Intratumour heterogeneity is a major cause of treatment failure in cancer. We present in-depth analyses combining transcriptomic and genomic profiling with ultra-deep targeted sequencing of multiregional biopsies in 10 patients with neuroblastoma, a devastating childhood tumour. We observe high spatial and temporal heterogeneity in somatic mutations and somatic copy-number alterations which are reflected on the transcriptomic level. Mutations in some druggable target genes including ALK and FGFR1 are heterogeneous at diagnosis and/or relapse, raising the issue whether current target prioritization and molecular risk stratification procedures in single biopsies are sufficiently reliable for therapy decisions. The genetic heterogeneity in gene mutations and chromosome aberrations observed in deep analyses from patient courses suggest clonal evolution before treatment and under treatment pressure, and support early emergence of metastatic clones and ongoing chromosomal instability during disease evolution.

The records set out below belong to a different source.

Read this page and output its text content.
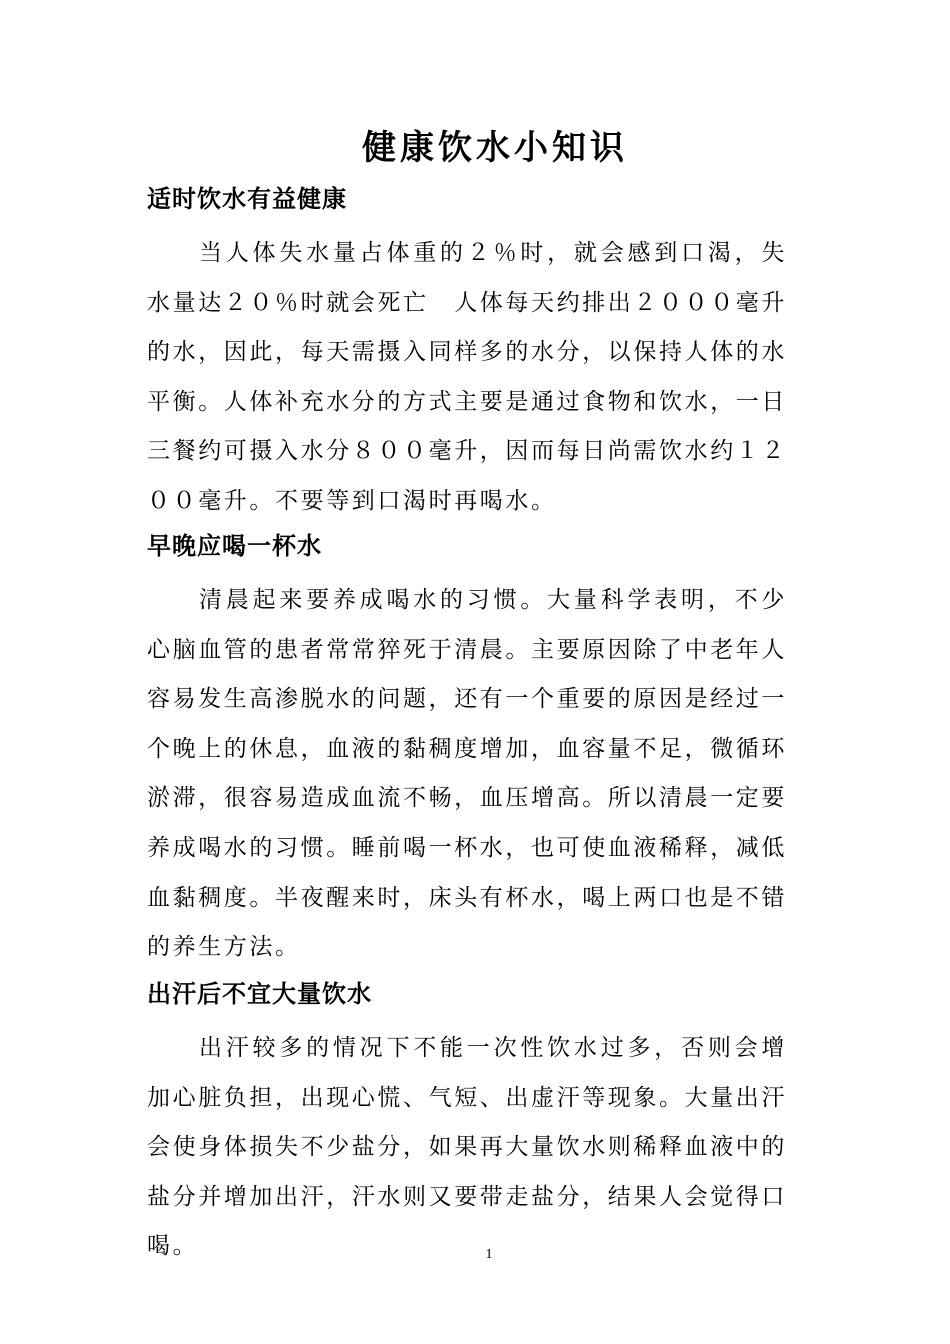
健康饮水小知识
适时饮水有益健康
当人体失水量占体重的２％时，就会感到口渴，失水量达２０％时就会死亡　人体每天约排出２０００毫升的水，因此，每天需摄入同样多的水分，以保持人体的水平衡。人体补充水分的方式主要是通过食物和饮水，一日三餐约可摄入水分８００毫升，因而每日尚需饮水约１２００毫升。不要等到口渴时再喝水。
早晚应喝一杯水
清晨起来要养成喝水的习惯。大量科学表明，不少心脑血管的患者常常猝死于清晨。主要原因除了中老年人容易发生高渗脱水的问题，还有一个重要的原因是经过一个晚上的休息，血液的黏稠度增加，血容量不足，微循环淤滞，很容易造成血流不畅，血压增高。所以清晨一定要养成喝水的习惯。睡前喝一杯水，也可使血液稀释，减低血黏稠度。半夜醒来时，床头有杯水，喝上两口也是不错的养生方法。
出汗后不宜大量饮水
出汗较多的情况下不能一次性饮水过多，否则会增加心脏负担，出现心慌、气短、出虚汗等现象。大量出汗会使身体损失不少盐分，如果再大量饮水则稀释血液中的盐分并增加出汗，汗水则又要带走盐分，结果人会觉得口喝。	1
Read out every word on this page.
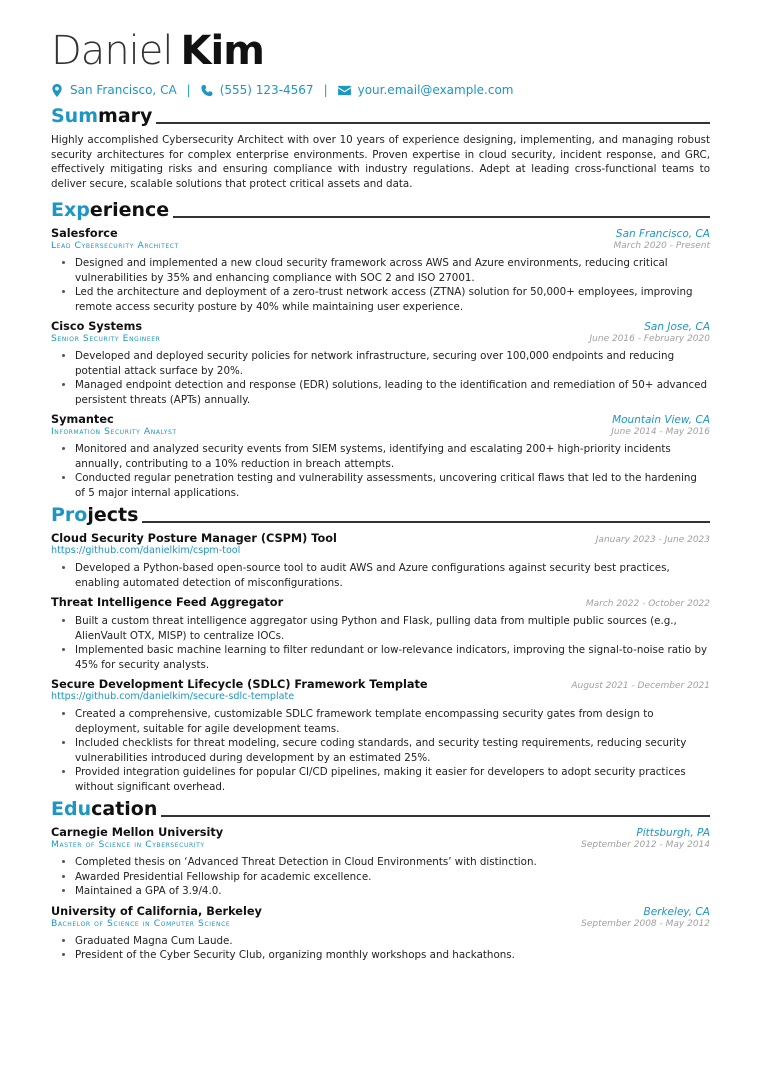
Daniel Kim
San Francisco, CA | (555) 123-4567 |	your.email@example.com
Summary
Highly accomplished Cybersecurity Architect with over 10 years of experience designing, implementing, and managing robust security architectures for complex enterprise environments. Proven expertise in cloud security, incident response, and GRC, effectively mitigating risks and ensuring compliance with industry regulations. Adept at leading cross-functional teams to deliver secure, scalable solutions that protect critical assets and data.
Experience
Salesforce	San Francisco, CA
Lead Cybersecurity Architect	March 2020 - Present
• Designed and implemented a new cloud security framework across AWS and Azure environments, reducing critical vulnerabilities by 35% and enhancing compliance with SOC 2 and ISO 27001.
• Led the architecture and deployment of a zero-trust network access (ZTNA) solution for 50,000+ employees, improving remote access security posture by 40% while maintaining user experience.
Cisco Systems	San Jose, CA
Senior Security Engineer	June 2016 - February 2020
• Developed and deployed security policies for network infrastructure, securing over 100,000 endpoints and reducing potential attack surface by 20%.
• Managed endpoint detection and response (EDR) solutions, leading to the identification and remediation of 50+ advanced persistent threats (APTs) annually.
Symantec	Mountain View, CA
Information Security Analyst	June 2014 - May 2016
• Monitored and analyzed security events from SIEM systems, identifying and escalating 200+ high-priority incidents annually, contributing to a 10% reduction in breach attempts.
• Conducted regular penetration testing and vulnerability assessments, uncovering critical flaws that led to the hardening of 5 major internal applications.
Projects
Cloud Security Posture Manager (CSPM) Tool	January 2023 - June 2023
https://github.com/danielkim/cspm-tool
• Developed a Python-based open-source tool to audit AWS and Azure configurations against security best practices, enabling automated detection of misconfigurations.
Threat Intelligence Feed Aggregator	March 2022 - October 2022
• Built a custom threat intelligence aggregator using Python and Flask, pulling data from multiple public sources (e.g., AlienVault OTX, MISP) to centralize IOCs.
• Implemented basic machine learning to filter redundant or low-relevance indicators, improving the signal-to-noise ratio by 45% for security analysts.
Secure Development Lifecycle (SDLC) Framework Template	August 2021 - December 2021
https://github.com/danielkim/secure-sdlc-template
• Created a comprehensive, customizable SDLC framework template encompassing security gates from design to deployment, suitable for agile development teams.
• Included checklists for threat modeling, secure coding standards, and security testing requirements, reducing security vulnerabilities introduced during development by an estimated 25%.
• Provided integration guidelines for popular CI/CD pipelines, making it easier for developers to adopt security practices without significant overhead.
Education
Carnegie Mellon University	Pittsburgh, PA
Master of Science in Cybersecurity	September 2012 - May 2014
• Completed thesis on ‘Advanced Threat Detection in Cloud Environments’ with distinction.
• Awarded Presidential Fellowship for academic excellence.
• Maintained a GPA of 3.9/4.0.
University of California, Berkeley	Berkeley, CA
Bachelor of Science in Computer Science	September 2008 - May 2012
• Graduated Magna Cum Laude.
• President of the Cyber Security Club, organizing monthly workshops and hackathons.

We report continuous clonal evolution on mutational and copy number levels in neuroblastoma, and detail its implications for therapy selection, risk stratification and therapy resistance.

Suggested Citation

  • Karin Schmelz & Joern Toedling & Matt Huska & Maja C. Cwikla & Louisa-Marie Kruetzfeldt & Jutta Proba & Peter F. Ambros & Inge M. Ambros & Sengül Boral & Marco Lodrini & Celine Y. Chen & Martin Burker, 2021. "Spatial and temporal intratumour heterogeneity has potential consequences for single biopsy-based neuroblastoma treatment decisions," Nature Communications, Nature, vol. 12(1), pages 1-13, December.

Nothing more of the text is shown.